Cette question revient d'une manière particulièrement aiguë lors du Rassemblement national organisé du 29 juin au 1er juillet 1974 par la Jeunesse ouvrière chrétienne (JOC). Quarante mille jeunes y participent au parc des Expositions de Paris. Une dizaine d'évêques (dont le cardinal Marty) assistent à certaines séances du congrès. Mais à une autre de ses réunions se présente un visiteur dont l'apparition fait sensation : Georges Marchais. Le parti communiste, comme l'ensemble des organisations ouvrières, a été invité. Son secrétaire général décide de manifester sa volonté d'ouverture en direction des catholiques en venant lui-même. « Nous constatons, explique-t-il le lendemain dans l'Humanité, que sur des questions importantes sont apparues des convergences entre les positions de la JOC et les nôtres. Nous nous en félicitons. »

Tout le monde ne s'en félicite pas autant. Dans l'Église et au-dehors, certains veulent y voir une preuve nouvelle de la collusion de certaines organisations catholiques avec l'extrême gauche marxiste et de la faiblesse de l'épiscopat, qui tolère de telles compromissions. La polémique s'enfle assez pour que l'épiscopat soit contraint de préciser dans divers communiqués que l'épisode politique du congrès était, en somme, marginal.

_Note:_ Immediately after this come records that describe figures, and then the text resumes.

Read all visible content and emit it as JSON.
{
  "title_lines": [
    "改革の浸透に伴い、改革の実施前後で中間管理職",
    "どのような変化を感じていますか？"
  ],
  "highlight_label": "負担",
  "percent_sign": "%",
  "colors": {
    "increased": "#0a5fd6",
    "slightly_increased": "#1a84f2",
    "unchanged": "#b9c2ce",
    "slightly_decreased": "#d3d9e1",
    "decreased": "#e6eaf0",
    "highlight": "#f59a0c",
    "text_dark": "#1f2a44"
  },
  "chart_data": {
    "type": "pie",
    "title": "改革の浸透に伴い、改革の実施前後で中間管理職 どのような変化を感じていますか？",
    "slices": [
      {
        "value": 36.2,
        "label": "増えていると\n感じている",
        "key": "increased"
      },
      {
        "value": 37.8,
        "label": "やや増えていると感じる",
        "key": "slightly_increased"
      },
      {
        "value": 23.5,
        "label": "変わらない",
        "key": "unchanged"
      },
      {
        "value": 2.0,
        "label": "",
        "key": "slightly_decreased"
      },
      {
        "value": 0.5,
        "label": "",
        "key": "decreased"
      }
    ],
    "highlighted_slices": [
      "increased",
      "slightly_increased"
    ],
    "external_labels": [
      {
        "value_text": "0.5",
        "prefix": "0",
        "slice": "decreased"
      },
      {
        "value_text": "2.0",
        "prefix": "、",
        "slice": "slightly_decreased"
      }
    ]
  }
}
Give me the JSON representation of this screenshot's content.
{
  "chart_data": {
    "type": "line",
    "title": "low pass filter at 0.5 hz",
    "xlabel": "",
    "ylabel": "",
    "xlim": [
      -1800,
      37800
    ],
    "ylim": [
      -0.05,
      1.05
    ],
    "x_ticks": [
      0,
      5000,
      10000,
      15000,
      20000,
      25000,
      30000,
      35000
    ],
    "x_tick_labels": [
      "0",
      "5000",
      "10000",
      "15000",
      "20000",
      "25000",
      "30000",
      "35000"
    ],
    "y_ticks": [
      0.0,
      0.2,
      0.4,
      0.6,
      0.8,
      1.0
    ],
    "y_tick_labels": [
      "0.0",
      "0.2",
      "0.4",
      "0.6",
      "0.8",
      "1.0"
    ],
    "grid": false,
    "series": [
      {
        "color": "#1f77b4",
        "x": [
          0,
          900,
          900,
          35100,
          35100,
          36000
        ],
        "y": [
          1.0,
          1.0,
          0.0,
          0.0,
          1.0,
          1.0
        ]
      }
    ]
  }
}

Sont-ils des marginaux, ces laïcs catholiques et ces quelques religieux qui créent à la fin de l'année, au cours de diverses rencontres, le groupe des chrétiens-marxistes ? En tout cas, ils sont assez peu nombreux : 300. Mais on note que l'adhésion explicite de religieux au marxisme ne provoque aucune réaction de la hiérarchie.

Dans un dernier domaine enfin, l'appui apporté aux divers contestataires par une partie du clergé pose quelques problèmes. Il s'agit du droit d'asile accordé dans les églises à des groupes qui y observent des grèves de la faim en signe de protestation. Ce qui provoque divers incidents avec la police. En réalité, le droit d'asile est une tradition ancienne, abandonnée depuis le Moyen Âge. Michel Poniatowski, ministre de l'Intérieur, annonce, le 4 février 1975, que la police entrera désormais dans les églises si c'est nécessaire. L'épiscopat ne dit rien.

Avortement

Ce sont surtout les problèmes de l'avortement et du divorce qui amènent les évêques à se mêler de la vie politique. Certes, ils s'en défendent, et assurent qu'ils ne veulent en aucune manière faire pression sur le législateur. Mais de divers côtés on les presse d'intervenir, et ils le font de plus en plus à l'approche du débat au Parlement.

Le 15 novembre, après de longues mais discrètes délibérations, l'assemblée de Lourdes publie une déclaration qui réaffirme sa ferme hostilité à l'avortement. Et, après la parution de la loi au Journal officiel, le cardinal Marty prend la parole à la télévision, le 19 janvier 1975, dans le cadre de l'émission religieuse « Le jour du Seigneur ». Il adopte cette procédure pour la première fois, afin de bien signifier qu'il ne s'adresse qu'aux catholiques, sans intervenir dans les affaires de l'État. Mais la solennité de son intervention, demandant aux catholiques de se souvenir que « la foi chrétienne, comme la morale, interdit l'avortement », lui vaut un certain retentissement.

Dans une moindre mesure, la préparation de la loi réformant la procédure du divorce est également rythmée par des déclarations épiscopales. En septembre 1974, le cardinal Renard, archevêque de Lyon, s'élève vigoureusement contre ce qu'il appelle « le divorce par consentement mutuel ». Le 3 mars, c'est la commission épiscopale de la famille qui rappelle l'enseignement de l'Église sur le divorce.

À l'intérieur de l'Église, enfin, les déchirements des années précédentes paraissent s'atténuer. Le mouvement de prêtres contestataires Échanges et Dialogue met un terme à son activité ; c'est, il est vrai, parce qu'une bonne partie de ses membres ont pris de telles distances à l'égard de l'Église qu'ils n'éprouvent plus le besoin de la remettre en cause. Une autre partie se joint au Collectif du 1er décembre, créé par les représentants de 46 groupes de chrétiens critiques, qui veulent être « de l'Église, dans l'Église ». Un autre groupe, la communauté de Boquen, se divise.